But, on the other hand, this might at long last cause a fundimental review and restructuring of the housing finance system. It is not like the current has well served the interests of lower income Americans. So the next Congress and the next Administration may have an opportunity to more equitably treat lower income folks through this expensive shakeup.
Two thoughts…
If the federal government goes as far as taking over or nationalizing Fannie and Freddie, then these entities would presumably not be for-profit, tax paying corporations. The entities will no longer need the tens of billions of dollars in housing tax credits sitting on their balance sheets. I imagine the government would sell these credits on the secondary market to corporate buyers, but the market would be flooded. If the credits are sold off over several years, the market would still be saturated. Not only will Fannie and Freddie not be buying credits – and they bought about half the credits out there every year – but they will become massive sellers. The housing tax credit market might take years to recover.

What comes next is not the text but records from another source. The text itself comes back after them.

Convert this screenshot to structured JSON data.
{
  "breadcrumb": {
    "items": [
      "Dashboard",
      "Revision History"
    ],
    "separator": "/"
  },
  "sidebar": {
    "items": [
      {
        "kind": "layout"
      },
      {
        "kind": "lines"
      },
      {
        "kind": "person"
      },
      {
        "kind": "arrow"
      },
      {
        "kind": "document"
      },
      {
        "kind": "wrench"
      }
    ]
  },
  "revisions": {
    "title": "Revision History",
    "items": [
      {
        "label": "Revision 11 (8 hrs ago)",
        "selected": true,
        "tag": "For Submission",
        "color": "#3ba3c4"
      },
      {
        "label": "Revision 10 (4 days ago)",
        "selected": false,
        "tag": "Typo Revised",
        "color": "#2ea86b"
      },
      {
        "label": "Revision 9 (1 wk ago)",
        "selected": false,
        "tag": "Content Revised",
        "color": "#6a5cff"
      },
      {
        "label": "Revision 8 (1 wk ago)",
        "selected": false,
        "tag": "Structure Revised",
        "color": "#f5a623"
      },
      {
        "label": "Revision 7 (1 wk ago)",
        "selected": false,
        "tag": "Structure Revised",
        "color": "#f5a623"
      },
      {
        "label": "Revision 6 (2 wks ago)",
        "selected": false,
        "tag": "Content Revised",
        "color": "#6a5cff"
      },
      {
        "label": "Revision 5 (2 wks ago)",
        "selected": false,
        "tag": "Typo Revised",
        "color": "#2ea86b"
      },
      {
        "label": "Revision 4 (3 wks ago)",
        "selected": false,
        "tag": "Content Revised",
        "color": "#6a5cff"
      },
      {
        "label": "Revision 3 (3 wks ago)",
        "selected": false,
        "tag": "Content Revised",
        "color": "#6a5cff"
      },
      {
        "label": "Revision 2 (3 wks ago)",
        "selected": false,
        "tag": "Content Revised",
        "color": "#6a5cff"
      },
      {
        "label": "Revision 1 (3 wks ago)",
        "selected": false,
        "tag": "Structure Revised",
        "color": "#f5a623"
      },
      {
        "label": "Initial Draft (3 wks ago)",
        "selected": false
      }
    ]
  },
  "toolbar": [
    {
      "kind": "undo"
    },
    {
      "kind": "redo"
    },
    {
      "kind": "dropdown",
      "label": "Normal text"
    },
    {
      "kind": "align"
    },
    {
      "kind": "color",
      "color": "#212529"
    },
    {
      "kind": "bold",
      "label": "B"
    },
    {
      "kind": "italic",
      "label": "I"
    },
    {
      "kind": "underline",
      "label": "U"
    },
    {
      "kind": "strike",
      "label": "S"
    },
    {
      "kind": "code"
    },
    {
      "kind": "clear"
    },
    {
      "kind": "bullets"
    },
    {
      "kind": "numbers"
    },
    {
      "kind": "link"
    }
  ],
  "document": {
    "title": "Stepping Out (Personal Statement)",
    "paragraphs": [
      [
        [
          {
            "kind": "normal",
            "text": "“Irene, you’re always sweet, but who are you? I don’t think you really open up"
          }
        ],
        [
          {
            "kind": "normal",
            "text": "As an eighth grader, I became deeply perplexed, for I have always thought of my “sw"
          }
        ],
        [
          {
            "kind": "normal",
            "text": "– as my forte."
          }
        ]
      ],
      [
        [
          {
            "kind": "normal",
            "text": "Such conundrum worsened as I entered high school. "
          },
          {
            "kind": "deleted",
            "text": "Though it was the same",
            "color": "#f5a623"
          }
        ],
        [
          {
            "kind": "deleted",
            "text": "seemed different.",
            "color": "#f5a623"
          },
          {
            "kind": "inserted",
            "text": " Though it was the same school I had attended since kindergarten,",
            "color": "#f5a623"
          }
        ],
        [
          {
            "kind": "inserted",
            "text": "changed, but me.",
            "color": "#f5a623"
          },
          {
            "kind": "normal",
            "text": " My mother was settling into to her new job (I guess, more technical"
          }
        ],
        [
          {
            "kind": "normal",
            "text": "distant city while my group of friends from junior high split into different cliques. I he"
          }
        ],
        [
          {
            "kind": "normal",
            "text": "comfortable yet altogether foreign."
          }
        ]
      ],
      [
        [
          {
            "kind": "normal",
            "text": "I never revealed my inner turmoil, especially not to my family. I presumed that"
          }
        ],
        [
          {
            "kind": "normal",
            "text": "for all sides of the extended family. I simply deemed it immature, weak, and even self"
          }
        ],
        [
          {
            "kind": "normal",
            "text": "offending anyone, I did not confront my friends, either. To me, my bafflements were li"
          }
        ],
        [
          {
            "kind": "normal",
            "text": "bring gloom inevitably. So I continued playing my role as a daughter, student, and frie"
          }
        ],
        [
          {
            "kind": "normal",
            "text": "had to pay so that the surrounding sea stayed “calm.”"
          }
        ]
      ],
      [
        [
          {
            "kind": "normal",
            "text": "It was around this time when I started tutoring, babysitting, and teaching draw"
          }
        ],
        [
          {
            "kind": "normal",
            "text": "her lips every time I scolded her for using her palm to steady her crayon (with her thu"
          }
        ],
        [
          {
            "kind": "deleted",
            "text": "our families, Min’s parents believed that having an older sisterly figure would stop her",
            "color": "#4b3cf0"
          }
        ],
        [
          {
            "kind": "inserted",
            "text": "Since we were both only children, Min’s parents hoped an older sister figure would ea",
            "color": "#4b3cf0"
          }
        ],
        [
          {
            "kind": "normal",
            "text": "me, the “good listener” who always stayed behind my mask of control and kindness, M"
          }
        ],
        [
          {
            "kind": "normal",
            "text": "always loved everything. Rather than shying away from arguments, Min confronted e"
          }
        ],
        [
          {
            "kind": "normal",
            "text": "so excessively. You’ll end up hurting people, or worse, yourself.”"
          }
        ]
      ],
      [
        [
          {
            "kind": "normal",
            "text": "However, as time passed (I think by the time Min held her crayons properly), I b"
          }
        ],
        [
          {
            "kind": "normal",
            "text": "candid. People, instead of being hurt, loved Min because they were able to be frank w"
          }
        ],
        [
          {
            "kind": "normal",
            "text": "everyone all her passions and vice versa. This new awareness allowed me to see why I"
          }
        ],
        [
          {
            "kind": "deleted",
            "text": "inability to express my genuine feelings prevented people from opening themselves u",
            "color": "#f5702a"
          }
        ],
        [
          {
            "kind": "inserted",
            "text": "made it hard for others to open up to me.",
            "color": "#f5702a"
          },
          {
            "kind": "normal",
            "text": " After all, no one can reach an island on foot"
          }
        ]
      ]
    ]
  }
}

I don’t believe that $5 trillon in debt gets added to the current $9 trillon defecit. The Fannie and Freddie debt is backed by mortgages, which for the most part are still sound. So I don’t think it is accurate to just add that money to the federal defecit.
I had not considered the tax credit issue. What you outline is indeed a serious consequence – IF a federal takeover occurs.
The current plan in today’s paper is not to do a takeover but instead to offer a more explicit guarantee of GSE debt, extend favorable borrowing terms and to have the Treasury buy stock in the GSEs. If it plays out this way it should not effect the LIHTC.
I think the GSE mortgage debt does somehow get factored into the national debt. The plan announced yesterday asked Congress to increase the national debt.